By the time this appears in print, the Finance Bill 2001 will have been published.
There are two possibilities: if the election is called, we will get a very short Bill, perhaps as little as three lines.
On the other hand, we may get the full Bill setting out the measures announced in the Budget – and if, as expected, the present government is re-elected, these measures will certainly be included in a second Finance Bill later in the summer.
I think this is the more likely outcome: indeed, one conspiracy theory ran that Tony Blair would have to call the election on 3 May since otherwise Gordon Brown will be caught out without having drafted the full version of the Finance Bill!
Whenever it finally appears, this year’s Bill will do little or nothing to reduce the complexity of the tax system. Instead, we shall get another two or three hundred pages of detailed legislation.

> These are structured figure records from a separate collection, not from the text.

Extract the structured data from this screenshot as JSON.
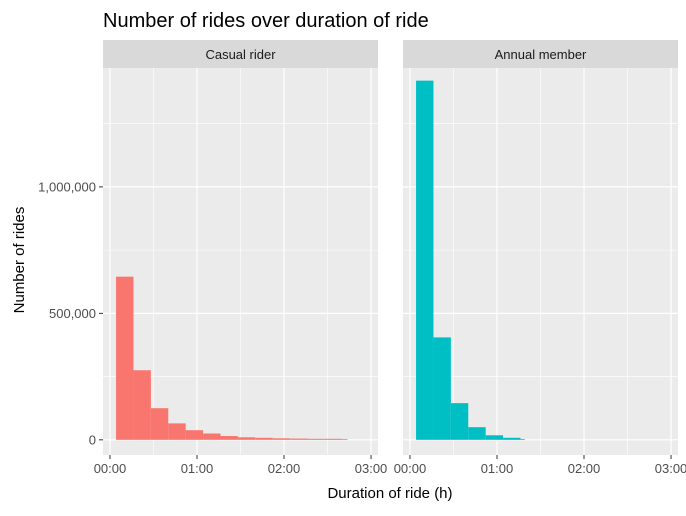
{
  "chart_data": {
    "type": "bar",
    "title": "Number of rides over duration of ride",
    "xlabel": "Duration of ride (h)",
    "ylabel": "Number of rides",
    "ylim": [
      -60000,
      1470000
    ],
    "xlim": [
      -0.08,
      3.08
    ],
    "x_ticks": [
      0,
      1,
      2,
      3
    ],
    "x_tick_labels": [
      "00:00",
      "01:00",
      "02:00",
      "03:00"
    ],
    "y_ticks": [
      0,
      500000,
      1000000
    ],
    "y_tick_labels": [
      "0",
      "500,000",
      "1,000,000"
    ],
    "bin_width_hours": 0.2,
    "panels": [
      {
        "name": "Casual rider",
        "color": "#F8766D",
        "bins": [
          {
            "x0": 0.07,
            "x1": 0.27,
            "value": 645000
          },
          {
            "x0": 0.27,
            "x1": 0.47,
            "value": 275000
          },
          {
            "x0": 0.47,
            "x1": 0.67,
            "value": 125000
          },
          {
            "x0": 0.67,
            "x1": 0.87,
            "value": 65000
          },
          {
            "x0": 0.87,
            "x1": 1.07,
            "value": 38000
          },
          {
            "x0": 1.07,
            "x1": 1.27,
            "value": 25000
          },
          {
            "x0": 1.27,
            "x1": 1.47,
            "value": 15000
          },
          {
            "x0": 1.47,
            "x1": 1.67,
            "value": 10000
          },
          {
            "x0": 1.67,
            "x1": 1.87,
            "value": 8000
          },
          {
            "x0": 1.87,
            "x1": 2.07,
            "value": 6000
          },
          {
            "x0": 2.07,
            "x1": 2.27,
            "value": 5000
          },
          {
            "x0": 2.27,
            "x1": 2.47,
            "value": 4000
          },
          {
            "x0": 2.47,
            "x1": 2.67,
            "value": 4000
          },
          {
            "x0": 2.67,
            "x1": 2.73,
            "value": 3000
          }
        ]
      },
      {
        "name": "Annual member",
        "color": "#00BFC4",
        "bins": [
          {
            "x0": 0.07,
            "x1": 0.27,
            "value": 1420000
          },
          {
            "x0": 0.27,
            "x1": 0.47,
            "value": 405000
          },
          {
            "x0": 0.47,
            "x1": 0.67,
            "value": 145000
          },
          {
            "x0": 0.67,
            "x1": 0.87,
            "value": 50000
          },
          {
            "x0": 0.87,
            "x1": 1.07,
            "value": 18000
          },
          {
            "x0": 1.07,
            "x1": 1.27,
            "value": 8000
          },
          {
            "x0": 1.27,
            "x1": 1.32,
            "value": 3000
          }
        ]
      }
    ]
  }
}
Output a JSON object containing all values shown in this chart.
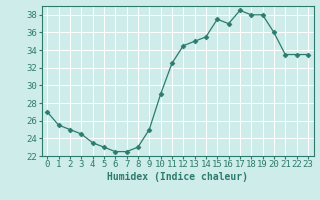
{
  "x": [
    0,
    1,
    2,
    3,
    4,
    5,
    6,
    7,
    8,
    9,
    10,
    11,
    12,
    13,
    14,
    15,
    16,
    17,
    18,
    19,
    20,
    21,
    22,
    23
  ],
  "y": [
    27,
    25.5,
    25,
    24.5,
    23.5,
    23,
    22.5,
    22.5,
    23,
    25,
    29,
    32.5,
    34.5,
    35,
    35.5,
    37.5,
    37,
    38.5,
    38,
    38,
    36,
    33.5,
    33.5,
    33.5
  ],
  "line_color": "#2d7b6e",
  "marker": "D",
  "marker_size": 2.5,
  "bg_color": "#ceecea",
  "grid_color": "#ffffff",
  "tick_color": "#2d7b6e",
  "xlabel": "Humidex (Indice chaleur)",
  "ylim": [
    22,
    39
  ],
  "xlim": [
    -0.5,
    23.5
  ],
  "yticks": [
    22,
    24,
    26,
    28,
    30,
    32,
    34,
    36,
    38
  ],
  "xticks": [
    0,
    1,
    2,
    3,
    4,
    5,
    6,
    7,
    8,
    9,
    10,
    11,
    12,
    13,
    14,
    15,
    16,
    17,
    18,
    19,
    20,
    21,
    22,
    23
  ],
  "xlabel_fontsize": 7,
  "tick_fontsize": 6.5
}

Even proposals which are clearly aimed at simplification, such as the idea of basing small companies’ tax computations on the accounts, are likely to be hedged around by anti-avoidance rules and complex provisions for companies which move from one band of profits to another.

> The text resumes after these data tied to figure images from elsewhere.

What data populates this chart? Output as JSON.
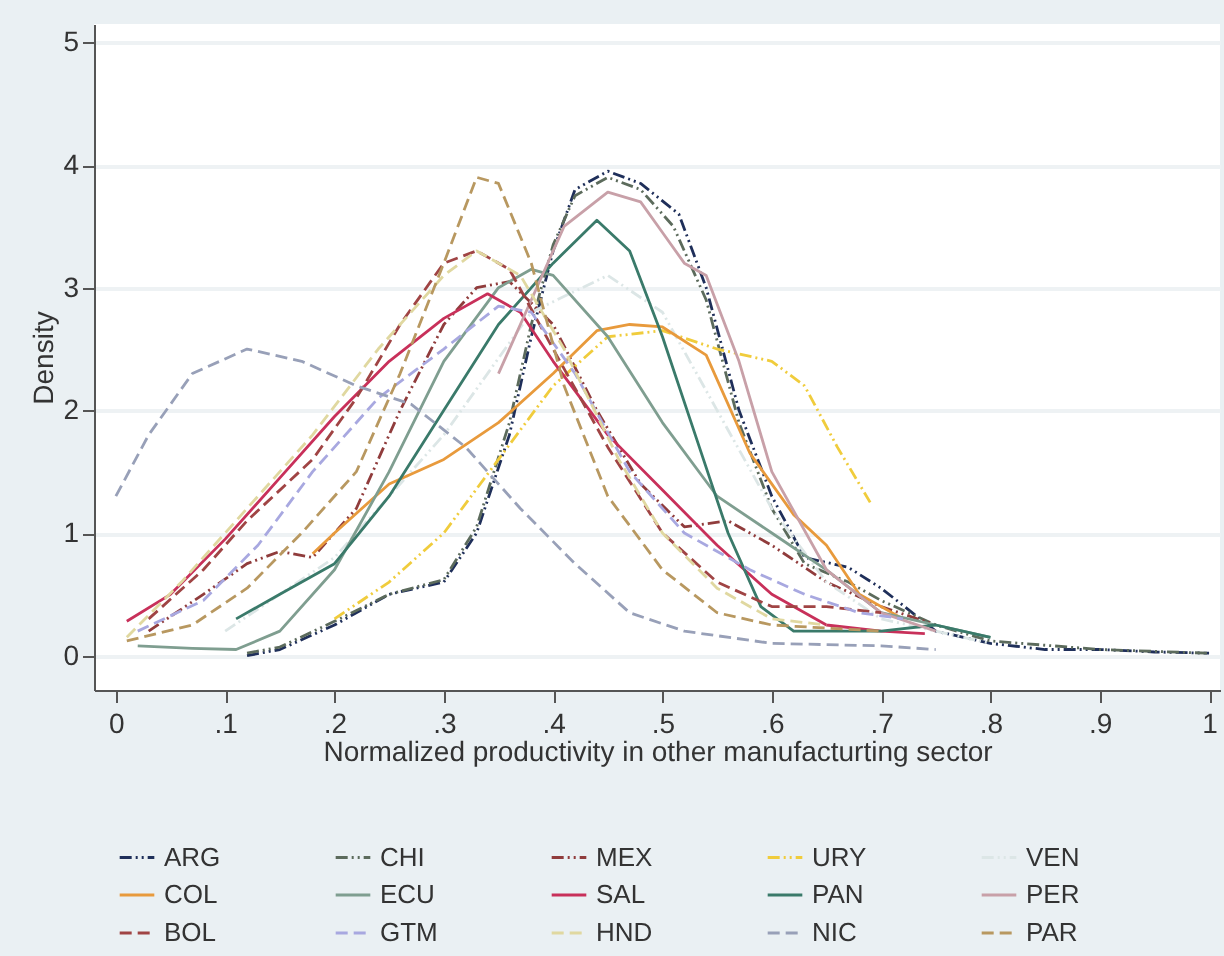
{
  "chart_data": {
    "type": "line",
    "xlabel": "Normalized productivity in other manufacturting sector",
    "ylabel": "Density",
    "xlim": [
      -0.02,
      1.01
    ],
    "ylim": [
      -0.28,
      5.15
    ],
    "xticks": [
      0,
      {
        "value": 0.1,
        "label": ".1"
      },
      {
        "value": 0.2,
        "label": ".2"
      },
      {
        "value": 0.3,
        "label": ".3"
      },
      {
        "value": 0.4,
        "label": ".4"
      },
      {
        "value": 0.5,
        "label": ".5"
      },
      {
        "value": 0.6,
        "label": ".6"
      },
      {
        "value": 0.7,
        "label": ".7"
      },
      {
        "value": 0.8,
        "label": ".8"
      },
      {
        "value": 0.9,
        "label": ".9"
      },
      1
    ],
    "yticks": [
      0,
      1,
      2,
      3,
      4,
      5
    ],
    "grid": "y",
    "legend": "bottom",
    "series": [
      {
        "name": "ARG",
        "color": "#1f2f5a",
        "line_style": "dotted",
        "x": [
          0.12,
          0.15,
          0.2,
          0.25,
          0.3,
          0.33,
          0.36,
          0.38,
          0.4,
          0.42,
          0.45,
          0.48,
          0.515,
          0.54,
          0.57,
          0.6,
          0.63,
          0.67,
          0.7,
          0.75,
          0.8,
          0.85,
          0.9,
          0.95,
          1.0
        ],
        "values": [
          0,
          0.05,
          0.25,
          0.5,
          0.6,
          1.0,
          1.8,
          2.6,
          3.3,
          3.8,
          3.95,
          3.85,
          3.6,
          3.0,
          2.0,
          1.3,
          0.8,
          0.72,
          0.55,
          0.2,
          0.1,
          0.05,
          0.05,
          0.03,
          0.02
        ]
      },
      {
        "name": "CHI",
        "color": "#5c6b5c",
        "line_style": "dotted",
        "x": [
          0.12,
          0.15,
          0.2,
          0.25,
          0.3,
          0.33,
          0.36,
          0.38,
          0.4,
          0.42,
          0.45,
          0.48,
          0.51,
          0.54,
          0.57,
          0.6,
          0.63,
          0.67,
          0.7,
          0.75,
          0.8,
          0.9,
          1.0
        ],
        "values": [
          0.02,
          0.07,
          0.28,
          0.5,
          0.62,
          1.05,
          1.9,
          2.7,
          3.35,
          3.75,
          3.9,
          3.8,
          3.5,
          2.9,
          1.9,
          1.2,
          0.75,
          0.6,
          0.45,
          0.25,
          0.12,
          0.05,
          0.02
        ]
      },
      {
        "name": "MEX",
        "color": "#903c3c",
        "line_style": "dotted",
        "x": [
          0.03,
          0.08,
          0.12,
          0.15,
          0.18,
          0.22,
          0.26,
          0.3,
          0.33,
          0.36,
          0.4,
          0.44,
          0.48,
          0.52,
          0.56,
          0.6,
          0.65,
          0.7,
          0.75
        ],
        "values": [
          0.2,
          0.5,
          0.75,
          0.85,
          0.8,
          1.2,
          2.0,
          2.7,
          3.0,
          3.05,
          2.7,
          2.0,
          1.4,
          1.05,
          1.1,
          0.9,
          0.6,
          0.4,
          0.25
        ]
      },
      {
        "name": "URY",
        "color": "#f0cc3c",
        "line_style": "dotted",
        "x": [
          0.2,
          0.25,
          0.3,
          0.35,
          0.4,
          0.45,
          0.5,
          0.55,
          0.6,
          0.63,
          0.66,
          0.69
        ],
        "values": [
          0.3,
          0.6,
          1.0,
          1.6,
          2.2,
          2.6,
          2.65,
          2.5,
          2.4,
          2.2,
          1.7,
          1.25
        ]
      },
      {
        "name": "VEN",
        "color": "#dce6e6",
        "line_style": "dotted",
        "x": [
          0.1,
          0.2,
          0.3,
          0.38,
          0.45,
          0.5,
          0.55,
          0.6,
          0.65,
          0.7,
          0.8
        ],
        "values": [
          0.2,
          0.8,
          1.8,
          2.8,
          3.1,
          2.8,
          2.0,
          1.2,
          0.6,
          0.3,
          0.1
        ]
      },
      {
        "name": "COL",
        "color": "#e89a3c",
        "line_style": "solid",
        "x": [
          0.18,
          0.2,
          0.25,
          0.3,
          0.35,
          0.4,
          0.44,
          0.47,
          0.5,
          0.54,
          0.58,
          0.62,
          0.65,
          0.68,
          0.72
        ],
        "values": [
          0.83,
          1.0,
          1.4,
          1.6,
          1.9,
          2.3,
          2.65,
          2.7,
          2.68,
          2.45,
          1.65,
          1.15,
          0.9,
          0.5,
          0.3
        ]
      },
      {
        "name": "ECU",
        "color": "#7f9e90",
        "line_style": "solid",
        "x": [
          0.02,
          0.07,
          0.11,
          0.15,
          0.2,
          0.25,
          0.3,
          0.35,
          0.38,
          0.4,
          0.45,
          0.5,
          0.55,
          0.6,
          0.65,
          0.7,
          0.75,
          0.8
        ],
        "values": [
          0.08,
          0.06,
          0.05,
          0.2,
          0.7,
          1.5,
          2.4,
          3.0,
          3.15,
          3.1,
          2.6,
          1.9,
          1.3,
          1.0,
          0.7,
          0.35,
          0.25,
          0.15
        ]
      },
      {
        "name": "SAL",
        "color": "#c8305a",
        "line_style": "solid",
        "x": [
          0.01,
          0.05,
          0.1,
          0.15,
          0.2,
          0.25,
          0.3,
          0.34,
          0.37,
          0.4,
          0.45,
          0.5,
          0.55,
          0.6,
          0.65,
          0.7,
          0.74
        ],
        "values": [
          0.28,
          0.5,
          0.95,
          1.45,
          1.95,
          2.4,
          2.75,
          2.95,
          2.8,
          2.4,
          1.8,
          1.35,
          0.9,
          0.5,
          0.25,
          0.2,
          0.18
        ]
      },
      {
        "name": "PAN",
        "color": "#3a7a6a",
        "line_style": "solid",
        "x": [
          0.11,
          0.15,
          0.2,
          0.25,
          0.3,
          0.35,
          0.4,
          0.44,
          0.47,
          0.5,
          0.53,
          0.56,
          0.59,
          0.62,
          0.7,
          0.75,
          0.8
        ],
        "values": [
          0.3,
          0.5,
          0.75,
          1.3,
          2.0,
          2.7,
          3.2,
          3.55,
          3.3,
          2.6,
          1.8,
          1.0,
          0.4,
          0.2,
          0.2,
          0.25,
          0.15
        ]
      },
      {
        "name": "PER",
        "color": "#c8a0a8",
        "line_style": "solid",
        "x": [
          0.35,
          0.38,
          0.41,
          0.45,
          0.48,
          0.5,
          0.52,
          0.54,
          0.57,
          0.6,
          0.65,
          0.7,
          0.75
        ],
        "values": [
          2.3,
          2.9,
          3.5,
          3.78,
          3.7,
          3.45,
          3.2,
          3.1,
          2.4,
          1.5,
          0.7,
          0.35,
          0.2
        ]
      },
      {
        "name": "BOL",
        "color": "#a04444",
        "line_style": "dashed",
        "x": [
          0.03,
          0.08,
          0.12,
          0.18,
          0.22,
          0.26,
          0.3,
          0.33,
          0.36,
          0.4,
          0.45,
          0.5,
          0.55,
          0.6,
          0.65,
          0.7
        ],
        "values": [
          0.3,
          0.7,
          1.1,
          1.6,
          2.1,
          2.7,
          3.2,
          3.3,
          3.15,
          2.5,
          1.7,
          1.0,
          0.6,
          0.4,
          0.4,
          0.35
        ]
      },
      {
        "name": "GTM",
        "color": "#a8a8e0",
        "line_style": "dashed",
        "x": [
          0.02,
          0.08,
          0.13,
          0.18,
          0.24,
          0.3,
          0.35,
          0.38,
          0.42,
          0.47,
          0.52,
          0.58,
          0.63,
          0.68,
          0.72
        ],
        "values": [
          0.2,
          0.45,
          0.9,
          1.5,
          2.1,
          2.5,
          2.85,
          2.8,
          2.3,
          1.5,
          1.0,
          0.7,
          0.5,
          0.35,
          0.3
        ]
      },
      {
        "name": "HND",
        "color": "#e0d8a0",
        "line_style": "dashed",
        "x": [
          0.01,
          0.06,
          0.12,
          0.18,
          0.24,
          0.3,
          0.33,
          0.37,
          0.41,
          0.46,
          0.5,
          0.55,
          0.6,
          0.65
        ],
        "values": [
          0.15,
          0.6,
          1.2,
          1.8,
          2.5,
          3.1,
          3.3,
          3.1,
          2.5,
          1.6,
          1.0,
          0.55,
          0.3,
          0.25
        ]
      },
      {
        "name": "NIC",
        "color": "#98a0b8",
        "line_style": "dashed",
        "x": [
          0.0,
          0.03,
          0.07,
          0.12,
          0.17,
          0.22,
          0.27,
          0.32,
          0.37,
          0.42,
          0.47,
          0.52,
          0.6,
          0.7,
          0.75
        ],
        "values": [
          1.3,
          1.8,
          2.3,
          2.5,
          2.4,
          2.2,
          2.05,
          1.7,
          1.2,
          0.75,
          0.35,
          0.2,
          0.1,
          0.08,
          0.05
        ]
      },
      {
        "name": "PAR",
        "color": "#b89860",
        "line_style": "dashed",
        "x": [
          0.01,
          0.07,
          0.12,
          0.17,
          0.22,
          0.26,
          0.3,
          0.33,
          0.35,
          0.38,
          0.41,
          0.45,
          0.5,
          0.55,
          0.6,
          0.7
        ],
        "values": [
          0.12,
          0.25,
          0.55,
          1.0,
          1.5,
          2.3,
          3.2,
          3.9,
          3.85,
          3.2,
          2.2,
          1.3,
          0.7,
          0.35,
          0.25,
          0.2
        ]
      }
    ]
  }
}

The aphorism which I would really like to see politicians (and the Treasury, and the Inland Revenue, and Customs & Excise) grasp is that perfect fairness leads to infinite complexity – which is itself unfair.
Surely it should be possible to improve the system so that the vast majority of taxpayers understand how much they are being asked to pay – who knows, they might then even be more willing to pay it.
I do believe that there are some grounds for optimism.
The groundswell of opinion, from businesses, tax advisers and the public, is that the system is creaking at the seams and we cannot go on like this.
A few days ago, the CIoT president Richard Mannion issued a challenge to the Inland Revenue to put tax simplification high on their agenda: I am delighted to report that Ann Chant, deputy chairman of the board, accepted the challenge.
I believe the time is right for change: now let’s work together to make it happen.
– Heather Self is a tax partner with Ernst & Young and vice-president of the Chartered Institute of Taxation.